While project management skills have always been an essential part of large-scale civil engineering projects, these skills are now increasingly required as part of daily work routines. This requirement often applies when designing new products, implementing new delivery systems or integrating new technologies into an organization. For engineers, strong project management skills will help them to enhance their work performance, improve communications between teams and regularly make a positive impact. Most project management courses are designed for dedicated project managers working on large-scale projects. This course is different, because it is built for engineers in all sorts of roles and sectors.

Who Should Attend?

This course is best for engineers and technologists (usually graduates) who have assumed project management responsibilities or are about to assume them.  Typically, course participants join the course with limited project management educational training. They may be leading their own engineering businesses, technology ventures or consulting firms, or working in large organizations that are tasked with developing new products and technologies.

What you’ll Learn

1. The five main stages of the project management process and how they interact

2. The eight main project management documents to develop a project management plan

3. Project management trade-offs between time, cost and scope

4. Project risks (technological, operational, financial)

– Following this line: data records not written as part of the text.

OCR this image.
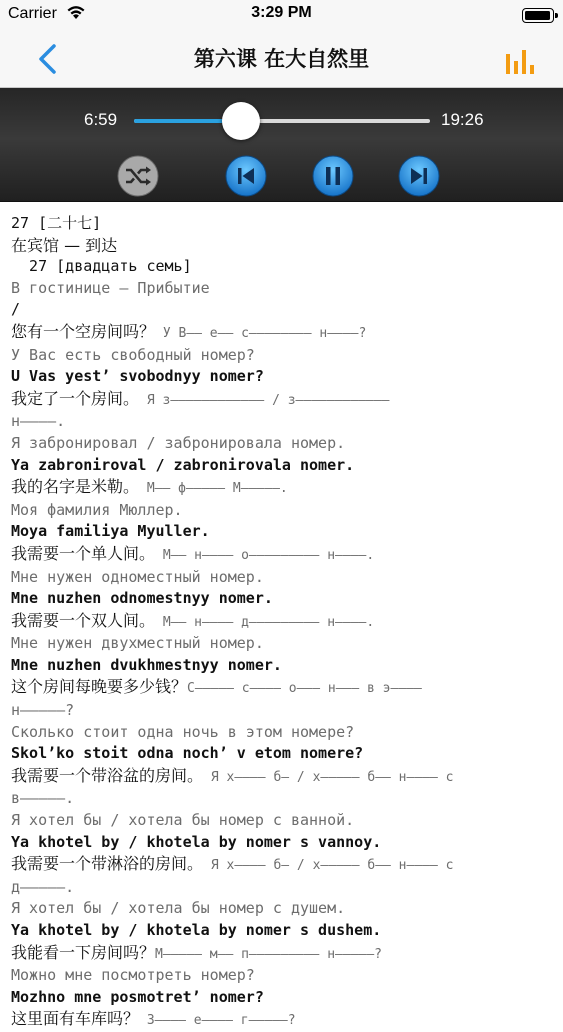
Carrier	3:29 PM
第六课 在大自然里
6:59	19:26
27 [二十七]
在宾馆 — 到达
27 [двадцать семь]
В гостинице — Прибытие
/
您有一个空房间吗？ У В—— е—— с———————— н————?
У Вас есть свободный номер?
U Vas yest’ svobodnyy nomer?
我定了一个房间。 Я з———————————— / з————————————
н————.
Я забронировал / забронировала номер.
Ya zabroniroval / zabronirovala nomer.
我的名字是米勒。 М—— ф————— М—————.
Моя фамилия Мюллер.
Moya familiya Myuller.
我需要一个单人间。 М—— н———— о————————— н————.
Мне нужен одноместный номер.
Mne nuzhen odnomestnyy nomer.
我需要一个双人间。 М—— н———— д————————— н————.
Мне нужен двухместный номер.
Mne nuzhen dvukhmestnyy nomer.
这个房间每晚要多少钱？С————— с———— о——— н——— в э————
н—————?
Сколько стоит одна ночь в этом номере?
Skol’ko stoit odna noch’ v etom nomere?
我需要一个带浴盆的房间。 Я х———— б— / х————— б—— н———— с
в—————.
Я хотел бы / хотела бы номер с ванной.
Ya khotel by / khotela by nomer s vannoy.
我需要一个带淋浴的房间。 Я х———— б— / х————— б—— н———— с
д—————.
Я хотел бы / хотела бы номер с душем.
Ya khotel by / khotela by nomer s dushem.
我能看一下房间吗？М————— м—— п————————— н—————?
Можно мне посмотреть номер?
Mozhno mne posmotret’ nomer?
这里面有车库吗？ З———— е———— г—————?
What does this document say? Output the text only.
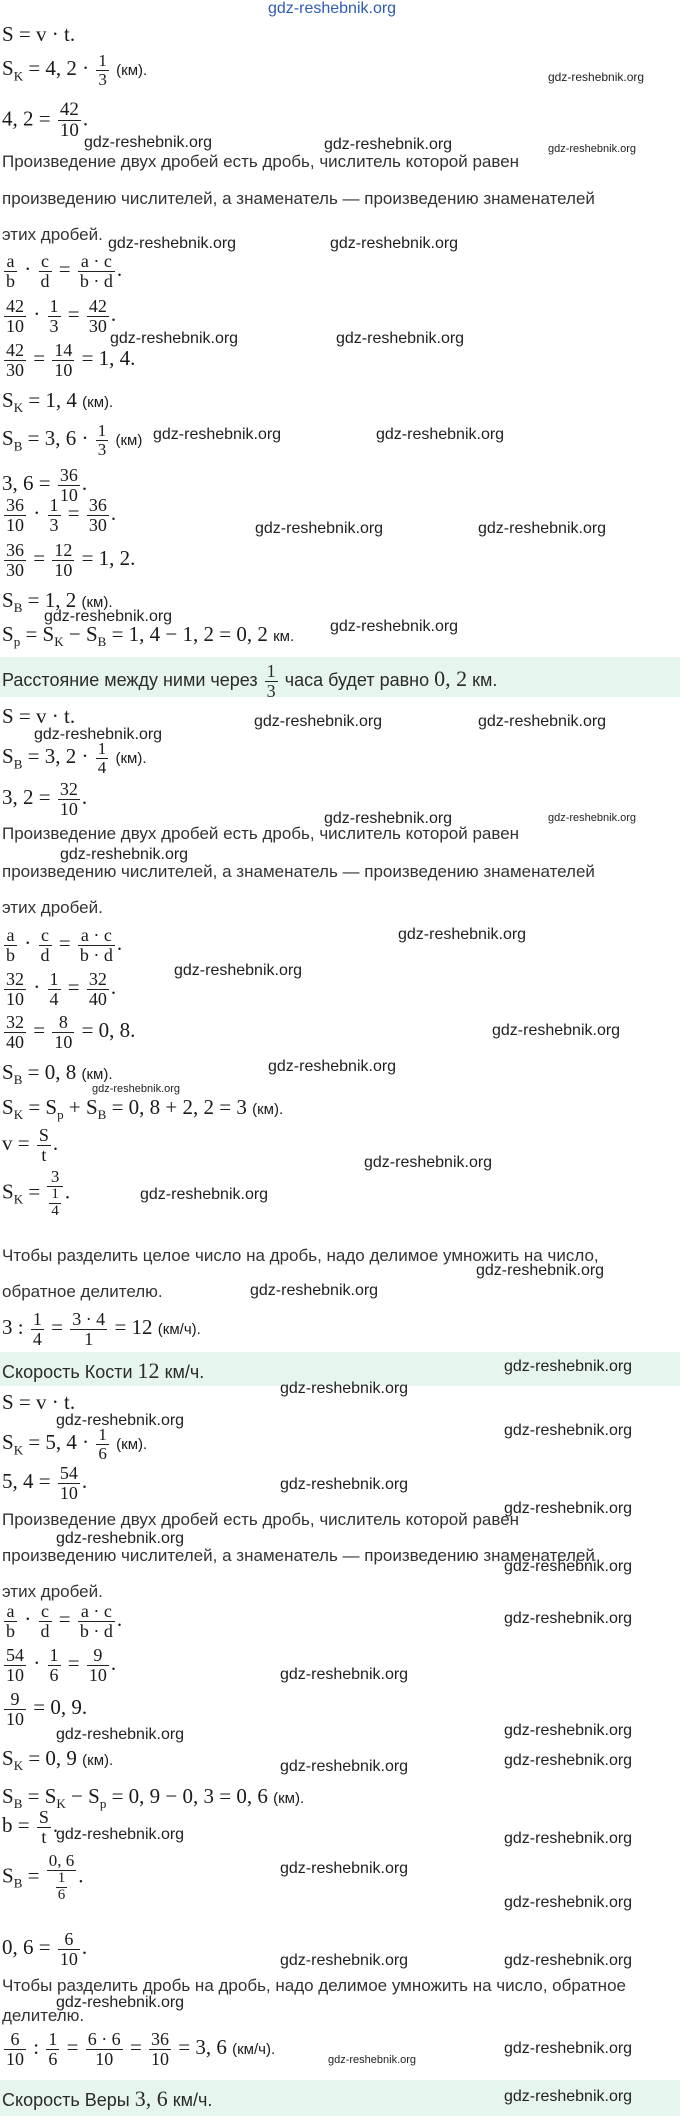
gdz-reshebnik.org
S = v · t.
$S_K = 4$, $2 \cdot \frac{1}{3} (км)$.	gdz-reshebnik.org
4, $2 = \frac{42}{10}$ .
gdz-reshebnik.org	gdz-reshebnik.org	gdz-reshebnik.org
Произведение двух дробей есть дробь, числитель которой равен
произведению числителей, а знаменатель — произведению знаменателей
этих дробей. gdz-reshebnik.org	gdz-reshebnik.org
$\frac{a}{b} \cdot \frac{c}{d} = \frac{a \cdot c}{b \cdot d}$ .
$\frac{42}{10} \cdot \frac{1}{3} = \frac{42}{30}$ .
gdz-reshebnik.org	gdz-reshebnik.org
$\frac{42}{30} = \frac{14}{10} = 1$, 4.
$S_K = 1$, 4 (км).
$S_B = 3$, $6 \cdot \frac{1}{3} (км)$ gdz-reshebnik.org	gdz-reshebnik.org
3, $6 = \frac{36}{10}$ .
$\frac{36}{10} \cdot \frac{1}{3} = \frac{36}{30}$ .
gdz-reshebnik.org	gdz-reshebnik.org
$\frac{36}{30} = \frac{12}{10} = 1$, 2.
$S_B = 1$, 2 (км).
gdz-reshebnik.org
gdz-reshebnik.org
$S_p = S_K - S_B = 1$, 4 − 1, 2 = 0, 2 км.
Расстояние между ними через $\frac{1}{3}$ часа будет равно 0, 2 км.
S = v · t.	gdz-reshebnik.org	gdz-reshebnik.org
gdz-reshebnik.org
$S_B = 3$, $2 \cdot \frac{1}{4} (км)$.
3, $2 = \frac{32}{10}$ .
gdz-reshebnik.org	gdz-reshebnik.org
Произведение двух дробей есть дробь, числитель которой равен
gdz-reshebnik.org
произведению числителей, а знаменатель — произведению знаменателей
этих дробей.
gdz-reshebnik.org
$\frac{a}{b} \cdot \frac{c}{d} = \frac{a \cdot c}{b \cdot d}$ .
gdz-reshebnik.org
$\frac{32}{10} \cdot \frac{1}{4} = \frac{32}{40}$ .
$\frac{32}{40} = \frac{8}{10} = 0$, 8.	gdz-reshebnik.org
$S_B = 0$, 8 (км).	gdz-reshebnik.org
gdz-reshebnik.org
$S_K = S_p + S_B = 0$, 8 + 2, 2 = 3 (км).
$v = \frac{S}{t}$ .
gdz-reshebnik.org
$S_K = \frac{3}{\frac{1}{4}}$ .	gdz-reshebnik.org
Чтобы разделить целое число на дробь, надо делимое умножить на число,
gdz-reshebnik.org
обратное делителю.	gdz-reshebnik.org
3 : $\frac{1}{4} = \frac{3 \cdot 4}{1} = 12$ (км/ч).
Скорость Кости 12 км/ч.	gdz-reshebnik.org
S = v · t.
gdz-reshebnik.org
gdz-reshebnik.org
$S_K = 5$, $4 \cdot \frac{1}{6} (км)$.
gdz-reshebnik.org
5, $4 = \frac{54}{10}$ .	gdz-reshebnik.org
gdz-reshebnik.org
Произведение двух дробей есть дробь, числитель которой равен
gdz-reshebnik.org
произведению числителей, а знаменатель — произведению знаменателей
gdz-reshebnik.org
этих дробей.
$\frac{a}{b} \cdot \frac{c}{d} = \frac{a \cdot c}{b \cdot d}$ .	gdz-reshebnik.org
gdz-reshebnik.org
$\frac{54}{10} \cdot \frac{1}{6} = \frac{9}{10}$ .
$\frac{9}{10} = 0$, 9.
gdz-reshebnik.org	gdz-reshebnik.org
$S_K = 0$, 9 (км).	gdz-reshebnik.org	gdz-reshebnik.org
$S_B = S_K - S_p = 0$, 9 − 0, 3 = 0, 6 (км).
$b = \frac{S}{t}$ .
gdz-reshebnik.org	gdz-reshebnik.org
$S_B = \frac{0, 6}{\frac{1}{6}}$ .	gdz-reshebnik.org
gdz-reshebnik.org
0, $6 = \frac{6}{10}$ .
gdz-reshebnik.org	gdz-reshebnik.org
Чтобы разделить дробь на дробь, надо делимое умножить на число, обратное
делителю.
gdz-reshebnik.org
$\frac{6}{10}$ : $\frac{1}{6} = \frac{6 \cdot 6}{10} = \frac{36}{10} = 3$, 6 (км/ч).
gdz-reshebnik.org
gdz-reshebnik.org
Скорость Веры 3, 6 км/ч.	gdz-reshebnik.org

Module 1 – Program Introduction (1 day)
The introductory module will focus on an overview of Project Management, why it is useful and how it has evolved, featuring experienced engineering project managers from a variety of industries. It will introduce topics based on traditional waterfall methodologies, contrasting them with the increasingly relevant agile approach, and introduce many of the topics being covered in subsequent modules. While most of the material and examples will be directly relevant for engineers, there are three sections of note: (Module 4) the challenges of managing projects in a technology environment; (Module 6) the challenges of implementing and communicating projects to a broad range of stakeholders; and (Module 8) the increasing role of societal implications and ethical considerations in engineering projects and how to address them. The first module will also include an overview of program expectations.

Module 2 – Project Management Foundation (1 day)
With or without direct project management experience, attendees will gain a unique perspective on how projects are created, managed, and executed. This module will address the five core stages of the project management process: Initiation, Planning, Execution, Monitoring/Control, and Closure and the relationship between them. It will also introduce each of the critical documents created in the project management process: Stakeholder Analysis, Project Charter, Budget, Work Breakdown Structure (WBS), Role and Responsibility Assignment, Project Communications Plan, Risk Matrix and Project Schedule, identifying how each is used in practice with detailed instructions as to how they will be used in this course. We will look at the three critical elements of every project during the start-up phase and build on the business case, which we will start to develop before the project is even started. We also address the common project management obstacles in the engineering field and lay a foundation for the modules that follow. There will also be a brief review of online engineering management tools to help you decide which to use, or how to use your existing project management system better.

Module 3 – Planning, Scheduling and Control in Engineering Projects  (2 days)
This module will present a complete foundation for the successful planning and implementation of both simple and complex technical projects.  We will look at how to form a project team, scope projects and manage within a matrix environment.  Activities will include developing a detailed and high-level project plan, creating activity-based network diagrams and working with the critical path.   Particular attention will be paid to the role of waterfall methodologies and the opportunities and challenges of agile. The different hurdles facing short, informal projects and large scale, multi-year complex projects will be compared and contrasted with guidance on how to choose the appropriate one for your project. This module will introduce the course project, which is critical to completing the course and attaining the course certificate.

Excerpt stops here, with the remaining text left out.